AT&T buys McCaw for $12.6 billion

September 20, 1994|By New York Times News Service

WASHINGTON -- Hours after clearing the final regulatory hurdle, AT&T Corp. completed its $12.6 billion purchase of McCaw Cellular Communications yesterday and formally began an industrywide race to build a national wireless-communications network.

As had been expected, the Federal Communications Commission approved the deal, which will unite the world's largest telecommunications company with the world's largest cellular-telephone operator. On balance, the agency said, those aspects of the deal that foster competition outweigh the anti-competitive aspects.

AT&T is expected to move swiftly to invest in new digital equipment and roll out new services that unite wireless services with features offered over the long-distance network.

The company is also determined to expand McCaw's current reach, partly through more acquisitions and alliances and partly by bidding on new radio licenses being auctioned in December for personal-communication services.

The deal made final yesterday, originally announced more than a year ago, has already shaken up the telecommunications industry.

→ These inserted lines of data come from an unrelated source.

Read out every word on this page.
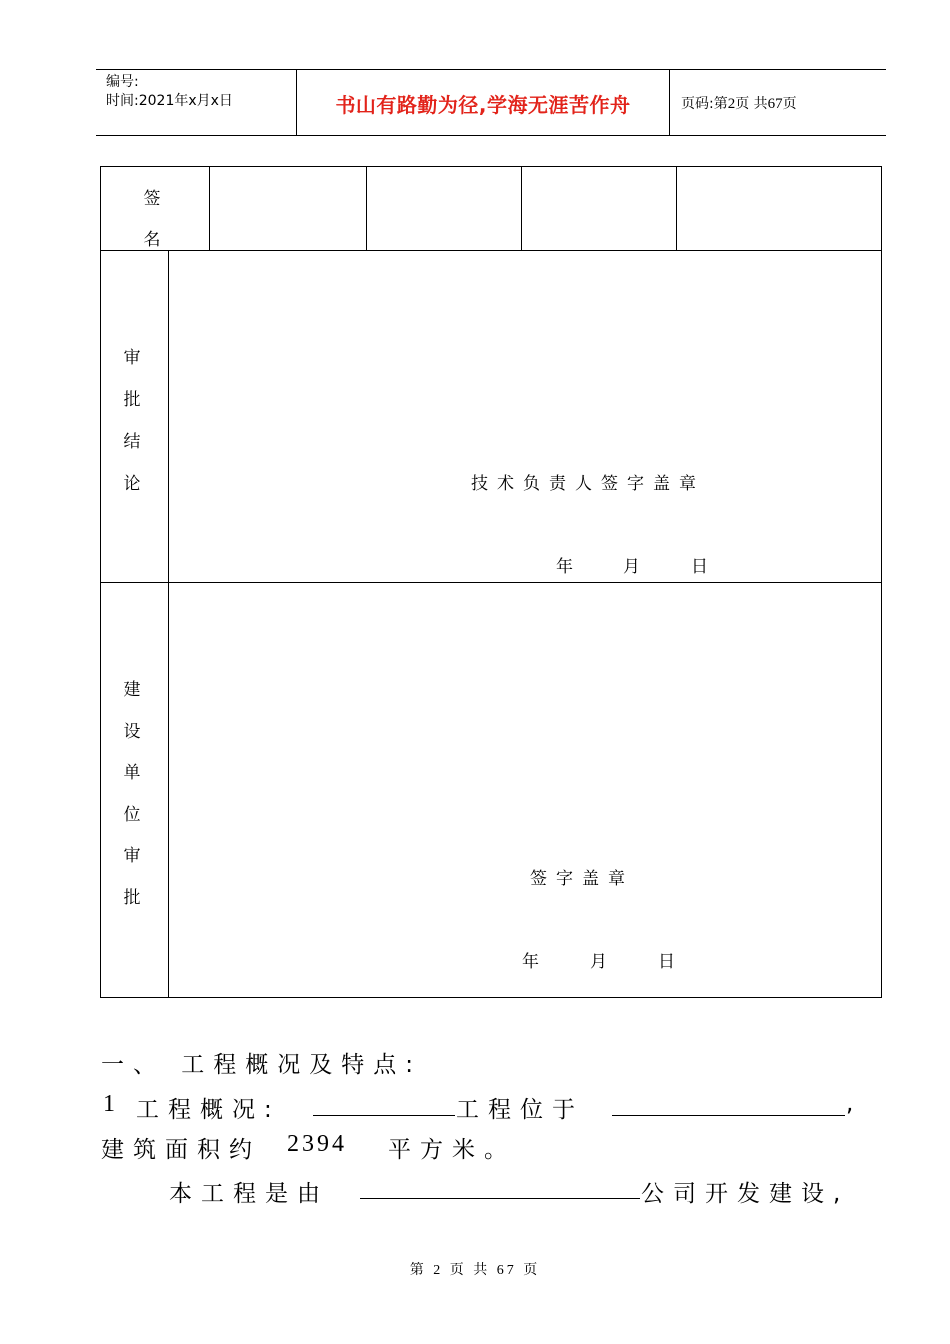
编号:
时间:2021年x月x日	书山有路勤为径,学海无涯苦作舟	页码:第2页 共67页
签
名
审
批
结
论	技术负责人签字盖章
年	月	日
建
设
单
位
审
批
签字盖章
年	月	日
一、 工程概况及特点:
1 工程概况:	工程位于	,
建筑面积约 2394 平方米。
本工程是由	公司开发建设,
第 2 页 共 67 页
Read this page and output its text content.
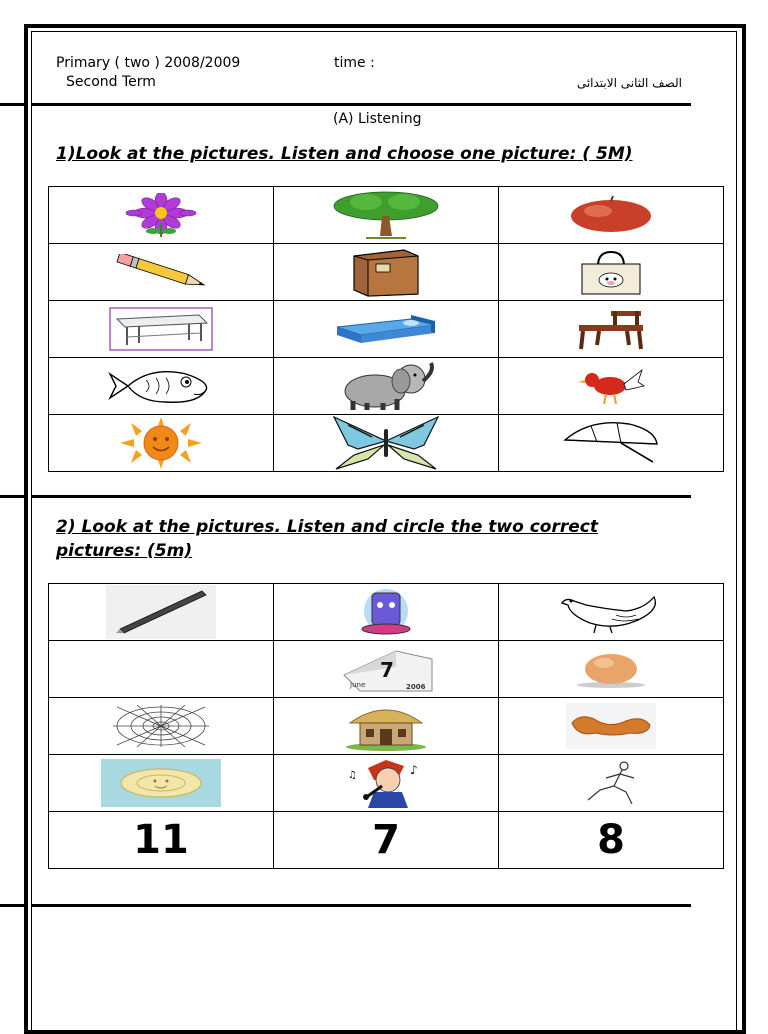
Primary ( two ) 2008/2009	time :
Second Term	الصف الثانى الابتدائى
(A) Listening
1)Look at the pictures. Listen and choose one picture: ( 5M)

2) Look at the pictures. Listen and circle the two correct
pictures: (5m)

7
June 2006

♪
♫

11	7	8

The regional Bell companies, fearful of AT&T's powerful brand name and the impact of its strong finances in the cellular arena, are worried about losing one of their most lucrative and fastest-growing markets. The deal has also galvanized long-distance rivals such as Sprint and MCI Communications into searching for wireless partners of their own.

Yesterday's signing was muted, and kept well away from the center of public attention. The two companies refused to comment on their plans until today, when AT&T Chairman Robert E. Allen is scheduled to hold a news conference with McCaw President James L. Barksdale.

Still, AT&T's overall agenda has been clear for some time. The company is expected to sink more than $1 billion into equipment, upgrading McCaw's networks to a new generation of digital technology and integrating the cellular network with its own long-distance network.

The two companies have also been working on new marketing programs, hoping to offer cellular and paging services as part of a package.

Under the terms of an antitrust consent decree signed by the Justice Department, McCaw cannot start using the AT&T brand name until after it has installed equipment that allows cellular customers to use other long-distance services.

Now that AT&T does not have to worry that its coveted purchase of McCaw will be waylaid by legal objections, it is expected to move aggressively to find new ways of competing in the local telephone market.

AT&T's stock closed up 62.5 cents yesterday, at $55.50. McCaw's stock closed up 25 cents, at $55.